Publié le 27 octobre 2025 17:22:00. La commission d’arbitrage belge a défendu ce vendredi les décisions prises lors du match au sommet de la Jupiler Pro League entre Anvers et le Club Bruges, notamment concernant un penalty non sifflé en faveur des visiteurs.
- Jonathan Lardot, au nom de la commission d’arbitrage, a justifié la décision de ne pas accorder de penalty pour une poussée de Daam Foulon sur Christos Tzolis.
- Lardot estime que le contact, bien qu’existant, n’était pas suffisamment incorrect pour justifier une sanction.
- Il souligne également la constance de l’arbitre Nicolas Laforge, qui n’a pas sifflé de penalty dans une situation similaire de l’autre côté du terrain.
Le match entre Anvers et le Club Bruges, comptant pour la 12ème journée de la Jupiler Pro League, a été le théâtre d’une action controversée qui a suscité de vives réactions. Peu après l’ouverture du score de Romeo Vermant, qui s’est avérée décisive, les joueurs du Club Bruges ont réclamé un penalty pour une faute présumée de Daam Foulon sur Christos Tzolis dans la surface de réparation.
Les images de la télévision ont révélé une poussée de Foulon sur Tzolis, mais l’arbitre de terrain, Nicolas Laforge, assisté de son arbitre vidéo Quentin Pirard, n’a pas jugé la faute suffisamment flagrante pour siffler le penalty. Une décision qui a interpellé le commentateur Peter Vandenbempt, mais qui a été confirmée par Jonathan Lardot, porte-parole de la commission d’arbitrage.
« Il y a une poussée effective, mais l’arbitre a estimé que le contact n’était pas incorrect.
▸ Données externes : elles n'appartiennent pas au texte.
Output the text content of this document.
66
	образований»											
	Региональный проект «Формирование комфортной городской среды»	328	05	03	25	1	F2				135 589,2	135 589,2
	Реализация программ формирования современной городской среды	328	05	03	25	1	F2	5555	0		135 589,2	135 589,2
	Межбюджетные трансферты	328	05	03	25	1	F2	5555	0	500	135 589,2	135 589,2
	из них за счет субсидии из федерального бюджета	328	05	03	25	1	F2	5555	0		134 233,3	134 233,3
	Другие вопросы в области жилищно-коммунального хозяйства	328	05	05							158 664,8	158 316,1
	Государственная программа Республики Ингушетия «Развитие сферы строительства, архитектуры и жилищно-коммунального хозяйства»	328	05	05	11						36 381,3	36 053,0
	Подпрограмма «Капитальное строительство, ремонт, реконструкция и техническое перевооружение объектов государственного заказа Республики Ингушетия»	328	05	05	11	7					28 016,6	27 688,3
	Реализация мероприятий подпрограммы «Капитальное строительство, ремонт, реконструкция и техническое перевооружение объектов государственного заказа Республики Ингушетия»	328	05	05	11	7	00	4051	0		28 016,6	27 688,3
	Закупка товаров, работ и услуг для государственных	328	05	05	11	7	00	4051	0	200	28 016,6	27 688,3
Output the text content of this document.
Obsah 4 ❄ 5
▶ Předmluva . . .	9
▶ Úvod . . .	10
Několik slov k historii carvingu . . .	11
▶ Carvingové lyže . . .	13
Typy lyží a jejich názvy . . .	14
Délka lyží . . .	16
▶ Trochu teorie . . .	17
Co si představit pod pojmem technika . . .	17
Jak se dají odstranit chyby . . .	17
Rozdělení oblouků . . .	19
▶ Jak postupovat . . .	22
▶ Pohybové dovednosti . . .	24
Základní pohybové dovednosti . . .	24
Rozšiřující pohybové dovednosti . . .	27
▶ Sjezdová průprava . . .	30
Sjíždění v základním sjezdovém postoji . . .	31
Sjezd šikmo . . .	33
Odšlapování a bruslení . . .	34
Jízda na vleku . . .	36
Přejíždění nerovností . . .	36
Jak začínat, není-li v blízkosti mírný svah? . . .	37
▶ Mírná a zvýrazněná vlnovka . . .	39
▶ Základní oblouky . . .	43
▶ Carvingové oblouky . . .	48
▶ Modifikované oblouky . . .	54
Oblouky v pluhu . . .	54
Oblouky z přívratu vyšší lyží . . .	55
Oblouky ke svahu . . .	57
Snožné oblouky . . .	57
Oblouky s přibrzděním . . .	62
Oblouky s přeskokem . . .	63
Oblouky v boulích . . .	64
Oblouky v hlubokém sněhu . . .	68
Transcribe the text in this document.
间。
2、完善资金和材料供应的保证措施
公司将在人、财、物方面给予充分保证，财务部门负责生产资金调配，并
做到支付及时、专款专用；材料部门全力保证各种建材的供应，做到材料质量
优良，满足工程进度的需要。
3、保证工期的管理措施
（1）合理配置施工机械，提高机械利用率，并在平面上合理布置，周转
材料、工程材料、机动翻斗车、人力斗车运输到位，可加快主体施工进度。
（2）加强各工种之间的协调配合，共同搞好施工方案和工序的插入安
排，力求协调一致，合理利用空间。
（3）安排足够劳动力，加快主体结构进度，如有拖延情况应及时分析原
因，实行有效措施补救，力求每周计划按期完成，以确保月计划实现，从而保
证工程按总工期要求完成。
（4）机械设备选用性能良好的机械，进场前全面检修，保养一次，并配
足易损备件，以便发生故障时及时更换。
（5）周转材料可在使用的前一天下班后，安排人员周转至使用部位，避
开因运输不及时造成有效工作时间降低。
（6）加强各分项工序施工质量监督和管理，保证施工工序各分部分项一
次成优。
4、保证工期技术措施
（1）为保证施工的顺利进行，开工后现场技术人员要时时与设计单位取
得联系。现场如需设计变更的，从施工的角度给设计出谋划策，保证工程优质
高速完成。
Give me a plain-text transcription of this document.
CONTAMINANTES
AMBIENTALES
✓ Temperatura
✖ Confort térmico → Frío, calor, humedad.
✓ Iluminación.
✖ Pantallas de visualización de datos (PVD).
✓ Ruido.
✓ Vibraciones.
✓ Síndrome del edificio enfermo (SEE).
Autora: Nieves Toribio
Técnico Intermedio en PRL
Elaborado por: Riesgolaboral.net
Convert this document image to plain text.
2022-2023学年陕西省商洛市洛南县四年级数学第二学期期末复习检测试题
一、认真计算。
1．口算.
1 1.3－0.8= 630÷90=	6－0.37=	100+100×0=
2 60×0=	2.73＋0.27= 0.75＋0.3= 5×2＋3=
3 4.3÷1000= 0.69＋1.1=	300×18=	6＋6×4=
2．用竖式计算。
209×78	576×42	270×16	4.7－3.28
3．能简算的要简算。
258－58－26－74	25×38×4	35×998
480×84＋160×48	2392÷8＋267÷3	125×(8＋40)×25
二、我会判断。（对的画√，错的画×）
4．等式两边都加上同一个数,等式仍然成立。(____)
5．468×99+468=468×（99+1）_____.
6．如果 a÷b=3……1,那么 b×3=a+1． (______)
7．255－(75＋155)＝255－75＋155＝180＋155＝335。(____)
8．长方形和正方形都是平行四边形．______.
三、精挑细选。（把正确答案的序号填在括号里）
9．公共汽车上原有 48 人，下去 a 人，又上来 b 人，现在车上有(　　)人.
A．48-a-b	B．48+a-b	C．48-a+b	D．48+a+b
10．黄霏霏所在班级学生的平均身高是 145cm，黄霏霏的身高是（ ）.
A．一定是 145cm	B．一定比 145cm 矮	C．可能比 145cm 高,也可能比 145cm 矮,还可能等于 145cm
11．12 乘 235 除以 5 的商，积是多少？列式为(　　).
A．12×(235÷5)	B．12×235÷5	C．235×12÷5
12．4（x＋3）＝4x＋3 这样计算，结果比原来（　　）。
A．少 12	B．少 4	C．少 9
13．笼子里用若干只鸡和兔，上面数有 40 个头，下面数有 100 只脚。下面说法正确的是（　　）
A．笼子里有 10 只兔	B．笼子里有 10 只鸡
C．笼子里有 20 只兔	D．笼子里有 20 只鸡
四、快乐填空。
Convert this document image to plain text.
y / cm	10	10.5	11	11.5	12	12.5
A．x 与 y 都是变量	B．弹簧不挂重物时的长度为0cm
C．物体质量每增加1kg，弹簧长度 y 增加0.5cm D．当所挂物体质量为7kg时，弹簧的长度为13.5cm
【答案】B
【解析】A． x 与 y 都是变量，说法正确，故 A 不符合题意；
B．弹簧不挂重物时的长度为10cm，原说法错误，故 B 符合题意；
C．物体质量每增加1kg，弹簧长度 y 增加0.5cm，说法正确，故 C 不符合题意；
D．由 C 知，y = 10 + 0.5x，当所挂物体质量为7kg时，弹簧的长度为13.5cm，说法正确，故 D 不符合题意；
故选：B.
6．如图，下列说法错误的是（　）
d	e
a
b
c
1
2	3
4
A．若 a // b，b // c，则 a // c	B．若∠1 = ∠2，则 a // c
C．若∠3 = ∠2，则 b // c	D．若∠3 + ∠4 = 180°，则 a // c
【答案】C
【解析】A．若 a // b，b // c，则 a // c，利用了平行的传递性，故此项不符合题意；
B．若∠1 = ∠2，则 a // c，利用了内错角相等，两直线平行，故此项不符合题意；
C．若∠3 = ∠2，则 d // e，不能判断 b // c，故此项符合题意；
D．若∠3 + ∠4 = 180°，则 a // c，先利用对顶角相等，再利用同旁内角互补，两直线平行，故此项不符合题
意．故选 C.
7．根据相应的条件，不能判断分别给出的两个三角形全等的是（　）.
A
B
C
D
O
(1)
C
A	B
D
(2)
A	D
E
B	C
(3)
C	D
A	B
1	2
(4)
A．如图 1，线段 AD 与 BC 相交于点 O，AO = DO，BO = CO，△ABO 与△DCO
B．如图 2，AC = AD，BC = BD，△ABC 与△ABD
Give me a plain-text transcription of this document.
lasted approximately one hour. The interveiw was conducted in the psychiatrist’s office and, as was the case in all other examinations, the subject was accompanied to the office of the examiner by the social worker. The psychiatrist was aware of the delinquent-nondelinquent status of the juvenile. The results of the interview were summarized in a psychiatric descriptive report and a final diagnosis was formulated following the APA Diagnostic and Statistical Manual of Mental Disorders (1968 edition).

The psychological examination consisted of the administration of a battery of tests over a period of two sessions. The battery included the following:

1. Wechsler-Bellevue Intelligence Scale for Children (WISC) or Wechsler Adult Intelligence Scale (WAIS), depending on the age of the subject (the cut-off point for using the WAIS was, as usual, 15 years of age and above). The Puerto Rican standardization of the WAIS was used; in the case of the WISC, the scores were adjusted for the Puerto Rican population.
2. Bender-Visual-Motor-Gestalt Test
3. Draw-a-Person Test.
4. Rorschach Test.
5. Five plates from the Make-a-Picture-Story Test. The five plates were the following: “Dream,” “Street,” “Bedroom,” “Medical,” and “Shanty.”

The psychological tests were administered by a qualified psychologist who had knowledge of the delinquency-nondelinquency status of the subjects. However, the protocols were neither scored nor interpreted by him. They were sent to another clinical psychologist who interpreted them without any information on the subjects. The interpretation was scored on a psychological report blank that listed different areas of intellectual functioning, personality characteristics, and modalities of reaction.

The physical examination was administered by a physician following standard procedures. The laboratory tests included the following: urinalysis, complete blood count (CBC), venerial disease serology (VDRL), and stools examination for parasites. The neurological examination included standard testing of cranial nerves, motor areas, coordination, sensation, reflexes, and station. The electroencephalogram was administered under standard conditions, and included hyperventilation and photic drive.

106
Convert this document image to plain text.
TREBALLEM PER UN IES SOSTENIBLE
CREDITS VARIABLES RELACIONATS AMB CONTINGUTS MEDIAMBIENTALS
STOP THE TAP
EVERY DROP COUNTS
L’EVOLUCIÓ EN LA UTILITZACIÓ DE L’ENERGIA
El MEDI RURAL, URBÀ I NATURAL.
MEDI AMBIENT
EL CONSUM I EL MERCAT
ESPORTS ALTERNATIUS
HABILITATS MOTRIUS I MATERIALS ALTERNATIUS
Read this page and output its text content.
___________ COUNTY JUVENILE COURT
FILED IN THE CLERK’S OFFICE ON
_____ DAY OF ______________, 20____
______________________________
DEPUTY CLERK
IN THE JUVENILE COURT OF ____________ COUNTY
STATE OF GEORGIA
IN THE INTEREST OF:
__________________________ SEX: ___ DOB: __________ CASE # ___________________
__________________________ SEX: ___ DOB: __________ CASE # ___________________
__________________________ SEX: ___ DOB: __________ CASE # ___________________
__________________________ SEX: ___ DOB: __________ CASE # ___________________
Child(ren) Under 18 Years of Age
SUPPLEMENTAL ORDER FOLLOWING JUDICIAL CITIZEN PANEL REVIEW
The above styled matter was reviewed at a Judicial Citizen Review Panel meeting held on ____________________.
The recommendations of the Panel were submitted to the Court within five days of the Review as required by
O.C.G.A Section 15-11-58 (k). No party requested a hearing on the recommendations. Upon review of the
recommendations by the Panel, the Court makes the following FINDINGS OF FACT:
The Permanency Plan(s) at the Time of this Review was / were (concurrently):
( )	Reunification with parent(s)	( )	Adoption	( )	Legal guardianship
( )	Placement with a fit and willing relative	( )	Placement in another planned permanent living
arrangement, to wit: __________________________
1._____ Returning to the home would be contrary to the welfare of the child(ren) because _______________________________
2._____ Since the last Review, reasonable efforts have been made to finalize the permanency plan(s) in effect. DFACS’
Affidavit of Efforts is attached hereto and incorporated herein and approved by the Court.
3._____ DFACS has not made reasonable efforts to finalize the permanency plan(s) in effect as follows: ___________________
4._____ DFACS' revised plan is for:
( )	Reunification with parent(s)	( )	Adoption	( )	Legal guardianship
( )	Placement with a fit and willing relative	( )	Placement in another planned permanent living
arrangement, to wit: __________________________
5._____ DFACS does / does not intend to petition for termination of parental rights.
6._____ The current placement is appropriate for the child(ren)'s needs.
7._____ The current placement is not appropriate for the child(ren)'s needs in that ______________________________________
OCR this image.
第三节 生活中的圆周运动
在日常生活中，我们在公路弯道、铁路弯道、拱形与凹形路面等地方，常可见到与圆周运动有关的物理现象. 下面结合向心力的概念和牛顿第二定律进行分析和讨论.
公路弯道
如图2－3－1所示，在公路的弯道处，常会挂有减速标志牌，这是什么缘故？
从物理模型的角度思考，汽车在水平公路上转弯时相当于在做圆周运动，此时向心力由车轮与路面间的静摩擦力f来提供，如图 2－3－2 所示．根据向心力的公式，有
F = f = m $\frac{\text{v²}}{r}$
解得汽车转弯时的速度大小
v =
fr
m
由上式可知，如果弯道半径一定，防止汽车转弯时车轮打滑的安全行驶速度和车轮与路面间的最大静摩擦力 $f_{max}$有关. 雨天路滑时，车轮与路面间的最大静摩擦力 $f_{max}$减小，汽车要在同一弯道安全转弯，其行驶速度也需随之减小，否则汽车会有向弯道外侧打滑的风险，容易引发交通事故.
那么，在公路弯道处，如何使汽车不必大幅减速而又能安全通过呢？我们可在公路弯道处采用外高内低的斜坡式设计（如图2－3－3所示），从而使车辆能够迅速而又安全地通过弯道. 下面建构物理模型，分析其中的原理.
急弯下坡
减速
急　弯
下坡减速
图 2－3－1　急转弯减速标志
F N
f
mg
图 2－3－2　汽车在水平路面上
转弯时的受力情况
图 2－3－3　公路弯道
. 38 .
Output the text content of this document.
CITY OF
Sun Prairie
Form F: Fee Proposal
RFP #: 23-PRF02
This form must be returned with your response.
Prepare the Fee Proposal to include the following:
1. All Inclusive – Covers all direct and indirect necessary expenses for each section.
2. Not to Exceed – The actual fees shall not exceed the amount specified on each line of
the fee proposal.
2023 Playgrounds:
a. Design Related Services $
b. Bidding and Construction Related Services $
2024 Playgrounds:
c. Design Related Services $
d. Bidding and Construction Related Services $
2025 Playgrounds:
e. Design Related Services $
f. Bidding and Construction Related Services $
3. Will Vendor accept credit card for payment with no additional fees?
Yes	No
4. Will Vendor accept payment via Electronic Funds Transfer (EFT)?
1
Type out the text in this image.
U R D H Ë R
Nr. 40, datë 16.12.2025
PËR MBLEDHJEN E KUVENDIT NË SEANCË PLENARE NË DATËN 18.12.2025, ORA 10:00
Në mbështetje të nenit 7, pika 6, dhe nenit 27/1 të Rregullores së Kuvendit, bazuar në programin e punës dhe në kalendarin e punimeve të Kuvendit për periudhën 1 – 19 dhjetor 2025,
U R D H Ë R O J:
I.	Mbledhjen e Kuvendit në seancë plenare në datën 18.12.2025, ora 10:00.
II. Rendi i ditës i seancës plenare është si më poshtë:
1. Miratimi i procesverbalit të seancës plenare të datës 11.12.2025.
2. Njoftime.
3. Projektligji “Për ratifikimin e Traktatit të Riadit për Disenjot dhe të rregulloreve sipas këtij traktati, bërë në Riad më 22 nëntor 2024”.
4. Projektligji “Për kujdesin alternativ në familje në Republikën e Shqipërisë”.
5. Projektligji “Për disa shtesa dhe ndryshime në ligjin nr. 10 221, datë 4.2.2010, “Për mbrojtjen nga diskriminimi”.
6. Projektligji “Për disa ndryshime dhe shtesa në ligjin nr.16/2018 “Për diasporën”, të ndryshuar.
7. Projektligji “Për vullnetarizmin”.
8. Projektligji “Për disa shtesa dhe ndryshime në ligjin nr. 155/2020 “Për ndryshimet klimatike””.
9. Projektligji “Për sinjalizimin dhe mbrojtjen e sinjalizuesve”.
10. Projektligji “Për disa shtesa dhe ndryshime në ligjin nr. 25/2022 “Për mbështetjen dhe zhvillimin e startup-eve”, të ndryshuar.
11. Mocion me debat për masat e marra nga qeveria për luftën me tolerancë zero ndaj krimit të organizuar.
Je peux certainement le suivre. »
Jonathan Lardot, porte-parole de la commission d’arbitrage
Lardot a expliqué que la perception de la faute est différente en direct et au ralenti. « La raison en est que l’erreur de poussée semble limitée lorsqu’elle est visionnée en direct. Bien sûr, l’impact semble toujours plus grand lorsque nous regardons les images au ralenti », a-t-il précisé. Il a également souligné que la manière dont Tzolis est tombé, avec les bras levés, pouvait donner l’impression qu’il cherchait à obtenir le penalty.
Pour renforcer sa défense de la décision de Laforge, Lardot a insisté sur l’importance de maintenir une certaine constance dans l’arbitrage. « Je préfère mettre la barre haute plutôt que de voir des penaltys faciles. Nicolas est resté constant, car deux minutes plus tard, une situation se produit de l’autre côté où il ne siffle pas non plus de penalty », a-t-il déclaré. Il a reconnu qu’il y avait moins de contact dans cette deuxième situation impliquant Carlos Forbs et Farouck Adekami, mais a souligné que le ballon n’avait pas été touché de manière décisive dans les deux cas.
Enfin, Lardot a précisé que même si Laforge avait décidé de siffler le penalty pour Tzolis, l’arbitre vidéo n’aurait probablement pas intervenu. « Cela aurait été difficile, car il y a certainement des éléments. Mais je regarde surtout la décision sur le terrain de continuer à jouer », a-t-il conclu.